Acting head coach Vonn Read stared blankly at the court in confusion but then regained composure, yelling the phrase “5-out” onto the court and Syracuse set up in its usual offensive outlook, occupying all areas of the arc’s perimeter.
On the ensuing possession, Syracuse worked the ball back out to Styles who missed a 3 at the top of the key. Kaydan Lawson secured the rebound, sent London Clarkson in transition for a layup and Virginia now pulled within 12. Najé Murray scored a layup on Syracuse’s next possession, but one final UVA basket sent the Orange into the final quarter with a 12-point lead.

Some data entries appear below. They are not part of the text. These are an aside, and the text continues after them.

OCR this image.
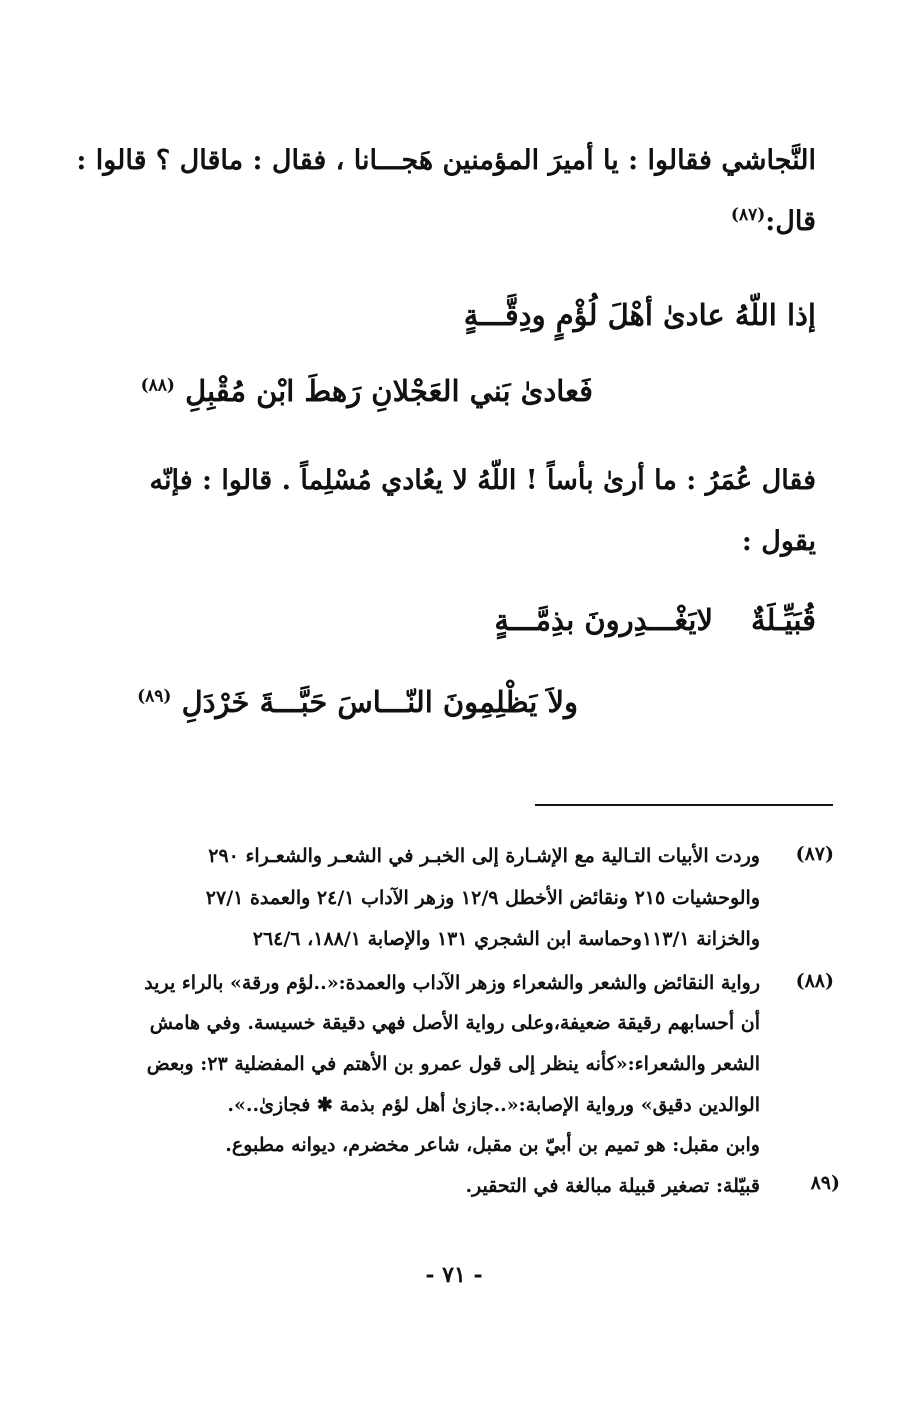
النَّجاشي فقالوا : يا أميرَ المؤمنين هَجـــانا ، فقال : ماقال ؟ قالوا :
قال:$^{(٨٧)}$
إذا اللّهُ عادىٰ أهْلَ لُؤْمٍ ودِقَّـــةٍ
فَعادىٰ بَني العَجْلانِ رَهطَ ابْن مُقْبِلِ $^{(٨٨)}$
فقال عُمَرُ : ما أرىٰ بأساً ! اللّهُ لا يعُادي مُسْلِماً . قالوا : فإنّه
يقول :
قُبَيِّـلَةٌلايَغْـــدِرونَ بذِمَّـــةٍ
ولاَ يَظْلِمِونَ النّـــاسَ حَبَّـــةَ خَرْدَلِ $^{(٨٩)}$
(٨٧)
وردت الأبيات التـالية مع الإشـارة إلى الخبـر في الشعـر والشعـراء ٢٩٠
والوحشيات ٢١٥ ونقائض الأخطل ١٢/٩ وزهر الآداب ٢٤/١ والعمدة ٢٧/١
والخزانة ١١٣/١وحماسة ابن الشجري ١٣١ والإصابة ١٨٨/١، ٢٦٤/٦
(٨٨)
رواية النقائض والشعر والشعراء وزهر الآداب والعمدة:«..لؤم ورقة» بالراء يريد
أن أحسابهم رقيقة ضعيفة،وعلى رواية الأصل فهي دقيقة خسيسة. وفي هامش
الشعر والشعراء:«كأنه ينظر إلى قول عمرو بن الأهتم في المفضلية ٢٣: وبعض
الوالدين دقيق» ورواية الإصابة:«..جازىٰ أهل لؤم بذمة ✱ فجازىٰ..».
وابن مقبل: هو تميم بن أبيّ بن مقبل، شاعر مخضرم، ديوانه مطبوع.
(٨٩
قبيّلة: تصغير قبيلة مبالغة في التحقير.
- ٧١ -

That scoring drought was the second of two major ones in Syracuse’s (10-12, 3-9 ACC) 77-70 win over Virginia (3-18, 0-11 ACC). The Orange shot below 40% from the field while the Cavaliers made nearly half their field goals. Still, SU scraped by UVA by going 26-for-31 from the free-throw line and making 3-pointers when it counted.
“The girls have been competing and playing hard,” Read said. “The one thing we wanted to do was get a road win.”
The first scoring drought came midway through the second period as both teams went nearly three minutes without a made field goal. Then, Syracuse’s drought extended almost another two minutes.
Syracuse began driving inside more often in the second quarter after shooting 4-for-10 from beyond the arc in the opening frame. Styles and Alaina Rice made the Orange’s first two field goals, respectively, on back-to-back layups within the first 90 seconds of the quarter. Then Teisha Hyman and Christianna Carr each made their respective two free-throw attempts nearly two minutes later, and at that point, SU had only missed one field goal — a missed 3 from Christianna.
But that’s when the drought began. Syracuse was up 13, which was enough of a cushion to keep it ahead as it missed its next nine shots. SU was fortunate that Virginia made just three field goals during that span, where it went on a 7-0 run led by 6-foot-2 Clarkson challenging the Orange’s defense inside.
Clarkson spun around Rice and easily banked in a layup, and as Rice fouled her in the process, she secured the and-1. On the ensuing possession, the Orange defense left too wide-open of a gap for Clarkson to hit another layup.
At that point Syracuse’s lead shrunk to just six. It wasn’t until Chrislyn Carr missed a 3-pointer in the final minute of the quarter that the Orange would break its scoreless streak. Chrislyn’s shot went off the rim and Rice picked it up and scored the second-chance jumper as she was fouled, making her shot from the line to complete the three-point play.
Despite multiple scoreless runs, Syracuse often struggled from deep. It missed all five of its 3-point attempts in the second quarter, a quarter where it only made three shots total. In the first quarter, the Orange made four 3s, with three of them coming from Murray who finished the first 10 minutes with 13 points, eventually scoring a season-high 24 points.
Murray scored the game’s first points off a 3 from the left wing, making up for Syracuse’s first two missed shots from deep. The Orange didn’t attempt a shot from inside until just before the four minute mark. They led 9-5 at that point, with two 3s coming from Murray, including a buzzer-beater to secure a 10-point lead.
Beyond the opening quarter, Syracuse made only five 3s, and shot just under 39% from the field in the second half. Still the shots fell when the Orange needed them the most, keeping the Orange from trailing all game.
After UVA’s Amandine Toi began the fourth quarter with back-to-back 3s, the Cavaliers pulled within eight points. Still, Syracuse had missed four consecutive 3-point attempts, but it was able to score crucial free-throw attempts to prevent its lead from slipping considerably.
But Chrislyn hit a step-back mid-range jumper from the right side of the paint and scored a rare field goal inside the paint for the Orange. Syracuse was spared by Virginia’s 11 personal fouls in the final quarter, with SU making all 16 of its shots from the line.
To Read, the fact that Syracuse has won two of its last four and never trailed against Virginia is the positive turning point his team needs after securing its first road win of the season.
“We led from the start and that’s something we hadn’t been doing,” Read said. We had been trailing and playing catch up. We put an emphasis on that and we wanted to get off to a good start, and we did that.”